Apple receives support from 32 large tech companies in fight against the FBI

Apple has received support of 32 of the world's largest internet, social media and technology companies in its fight with the FBI over the issue of unlocking the iPhone of Syed Farook, one of the San Bernardino shooters. The companies include Amazon, Box, Cisco, Dropbox, Evernote, Facebook, Google, Microsoft, Mozilla, Nest, Pinterest, Slack, Snapchat, WhatsApp, and Yahoo.

The companies filed two separate amicus briefs yesterday in the US District Court for the Central District of California, where Apple has challenged the FBI. Amicus curiae are parties not involved in a court case, they file these briefs to offer unsolicited additional information to a court, in the hope of influencing a case's outcome. The two filings add to the long list of law professors, civil liberties activists, and consumer groups supporting Apple in the case.

Both the briefs oppose the government invoking the All Writ's Act to force Apple to develop a special ''master key'' software version of its operating system that is capable of bypassing existing security measures, and ultimately grant authorities access to Farook's phone.
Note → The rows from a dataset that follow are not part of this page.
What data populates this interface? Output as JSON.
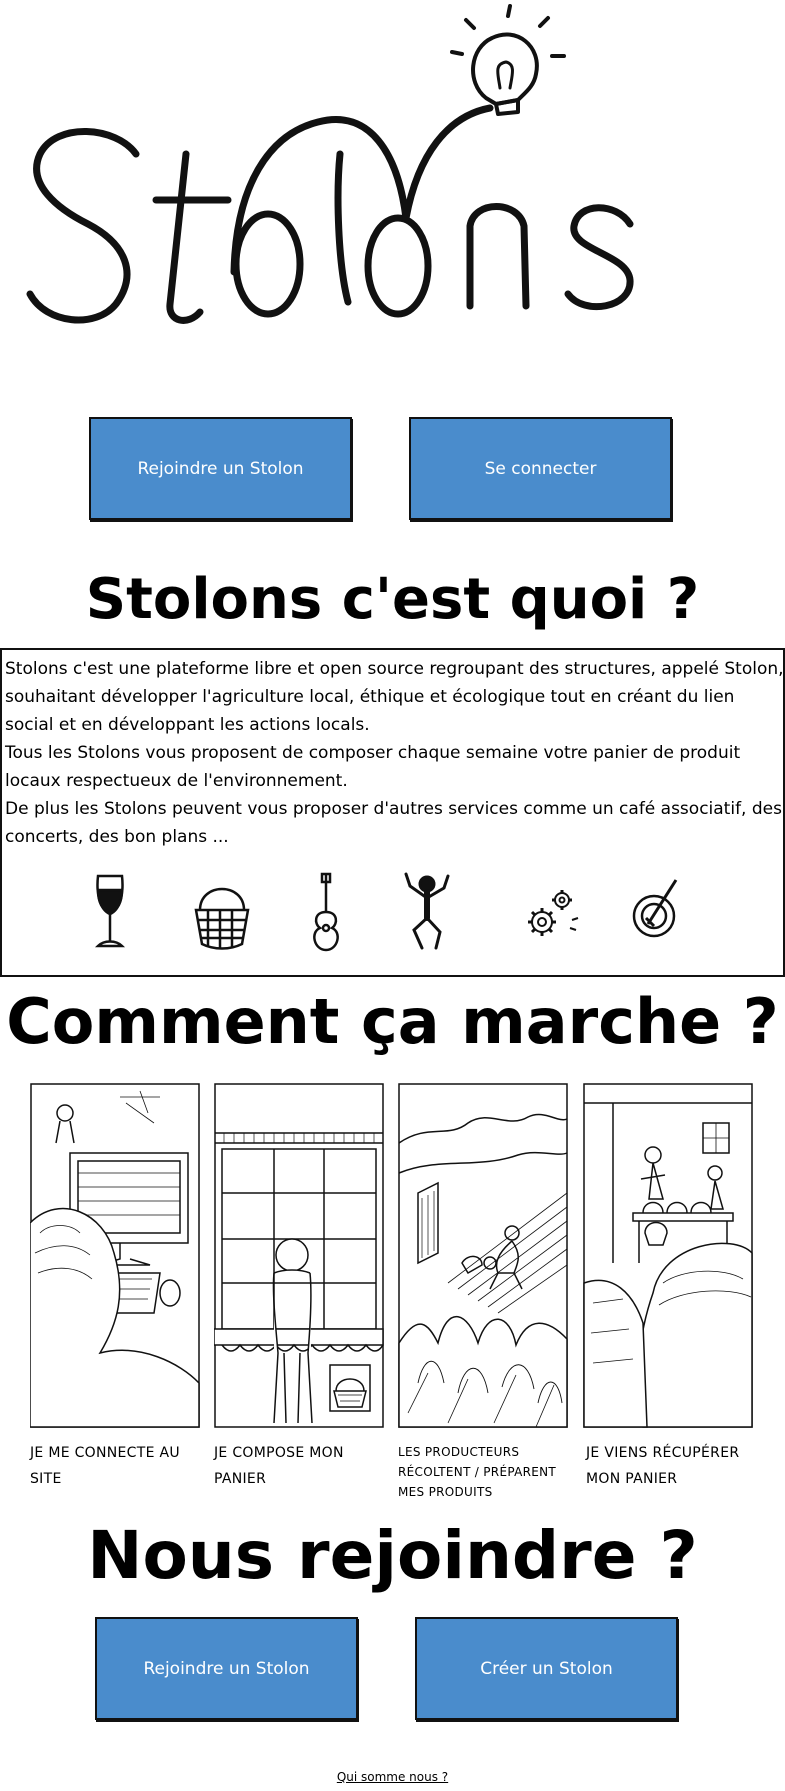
{
  "logo": {
    "text": "Stolons"
  },
  "top_buttons": {
    "join_label": "Rejoindre un Stolon",
    "login_label": "Se connecter"
  },
  "about": {
    "heading": "Stolons c'est quoi ?",
    "paragraphs": [
      "Stolons c'est une plateforme libre et open source regroupant des structures, appelé Stolon, souhaitant développer l'agriculture local, éthique et écologique tout en créant du lien social et en développant les actions locals.",
      "Tous les Stolons vous proposent de composer chaque semaine votre panier de produit locaux respectueux de l'environnement.",
      "De plus les Stolons peuvent vous proposer d'autres services comme un café associatif, des concerts, des bon plans ..."
    ],
    "icons": [
      "wine-glass-icon",
      "basket-icon",
      "guitar-icon",
      "dancer-icon",
      "gears-icon",
      "plate-icon"
    ]
  },
  "how": {
    "heading": "Comment ça marche ?",
    "steps": [
      "JE ME CONNECTE AU SITE",
      "JE COMPOSE MON PANIER",
      "LES PRODUCTEURS RÉCOLTENT / PRÉPARENT MES PRODUITS",
      "JE VIENS RÉCUPÉRER MON PANIER"
    ]
  },
  "join": {
    "heading": "Nous rejoindre ?",
    "join_label": "Rejoindre un Stolon",
    "create_label": "Créer un Stolon"
  },
  "footer": {
    "about_link": "Qui somme nous ?"
  },
  "colors": {
    "button_bg": "#4a8ccc",
    "button_text": "#ffffff",
    "ink": "#000000"
  }
}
Under the 227-year-old law, courts can issue orders to third parties when no other specific statute applied. It had earlier been used to compel telecommunications companies to install wiretaps or record phone conversations.

In case Apple were to go along with the FBI's request, it would set a dangerous precedent, according to the briefs. Law enforcement agencies of all types could demand that tech companies provide access to private user data and more worryingly, governments abroad could demand Apple do the same.
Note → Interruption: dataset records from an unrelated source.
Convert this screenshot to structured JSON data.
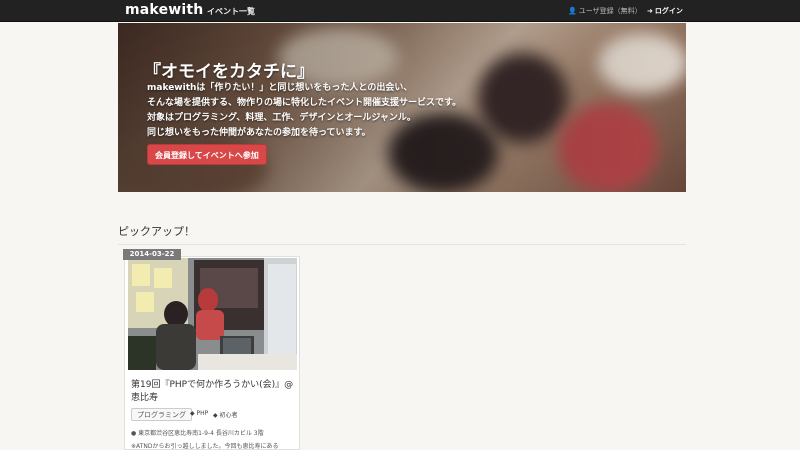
{
  "navbar": {
    "brand": "makewith",
    "event_list": "イベント一覧",
    "register": "ユーザ登録（無料）",
    "login": "ログイン"
  },
  "hero": {
    "title": "『オモイをカタチに』",
    "lines": [
      "makewithは「作りたい！」と同じ想いをもった人との出会い、",
      "そんな場を提供する、物作りの場に特化したイベント開催支援サービスです。",
      "対象はプログラミング、料理、工作、デザインとオールジャンル。",
      "同じ想いをもった仲間があなたの参加を待っています。"
    ],
    "cta": "会員登録してイベントへ参加"
  },
  "pickup": {
    "title": "ピックアップ！",
    "card": {
      "date": "2014-03-22",
      "title": "第19回『PHPで何か作ろうかい(会)』@恵比寿",
      "tags": [
        "プログラミング",
        "PHP",
        "初心者"
      ],
      "address": "東京都渋谷区恵比寿南1-9-4 長谷川カビル 3階",
      "note": "※ATNDからお引っ越ししました。今回も恵比寿にある"
    }
  },
  "colors": {
    "navbar": "#222222",
    "cta": "#d94848",
    "background": "#f7f6f2"
  }
}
According to commentators, while this seemed an issue for technology industry to rally behind, many tech leaders were initially slow to express support for Apple in the matter. As the New York Times reported, a number of companies also had reservations over coming out in support of Apple publicly. Some had concerns whether this was the right fight to pick, while others were worried about public perception.

Those concerns seem to have been allayed, at least on the part of the companies who filed yesterday. Their briefs in support of Apple were clear and used language as forceful as Apple's own.